Unexpected appearance of Pythagorean triples in a homeomorphism between the 1-sphere and the extended real line

by drchristiansalas

pythagorean triples I was thinking about various kinds of mappings of prime numbers and wondered in particular what prime numbers would look like when projected from the (extended) real line to the 1-sphere by a homeomorphism linking these two spaces. When I did the calculations I was amazed to find that prime numbers are mapped to a family of Pythagorean triples on the 1-sphere! This came as a complete surprise to me but I later learned that the link between stereographic projection and Pythagorean triples is already well known. Nevertheless, in this note I want to quickly record how I stumbled on this result.

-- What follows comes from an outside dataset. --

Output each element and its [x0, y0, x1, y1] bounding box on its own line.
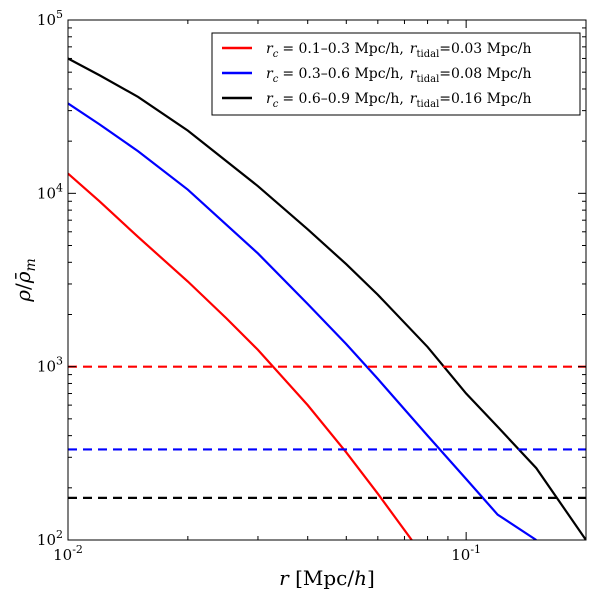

onesphere Consider the three points N, Q and P in the diagram. Since they are collinear there must be a scalar t such that

P = N + t(Q - N)

Writing this equation in vector form we get

(x, 0) = (0, 1) + t\big((x_1, x_2) - (0, 1) \big)

= (x_1 t, t(x_2 - 1) + 1)

from which we deduce

x = x_1 t

\implies t = \frac{x}{x_1}

and

t(x_2 - 1) + 1 = 0

\implies t = \frac{1}{1 - x_2}

Equating these two expressions for t we get

\frac{x}{x_1} = \frac{1}{1 - x_2}

\implies x = \frac{x_1}{1 - x_2}

The function \pi(x_1, x_2) = \frac{x_1}{1 - x_2} is the homeomorphism which maps points on the 1-sphere to points on the extended real line.

I was more interested in the inverse function \pi^{-1}(x) which maps points on the extended real line to the 1-sphere. To find this, observe that

x^2 + 1 = \frac{x_1^2}{(1 - x_2)^2} + \frac{(1 - x_2)^2}{(1 - x_2)^2}

Using x_1^2 + x_2^2 = 1 we have x_1^2 = 1 - x_2^2 so the above equation can be written as

x^2 + 1 = \frac{1 - x_2^2}{(1 - x_2)^2} + \frac{(1 - 2x_2 + x_2^2)}{(1 - x_2)^2}

= \frac{2 - 2x_2}{(1 - x_2)^2} = \frac{2}{1 - x_2}

Therefore

x^2 + 1 = \frac{2}{1 - x_2}

\implies x_2 = \frac{x^2 - 1}{x^2 + 1}

and then

x = \frac{x_1}{1 - x_2}

\implies x_1 = \frac{2x}{x^2 + 1}

Therefore if x is a prime, the corresponding point on the 1-sphere is

\bigg( \frac{2x}{x^2 + 1}, \frac{x^2 - 1}{x^2 + 1} \bigg)

However, the numbers 2x, x^2 - 1 and x^2 + 1 are then Pythagorean triples, as can easily be demonstrated by showing that these terms satisfy the identity

(2x)^2 + (x^2 - 1)^2 \equiv (x^2 + 1)^2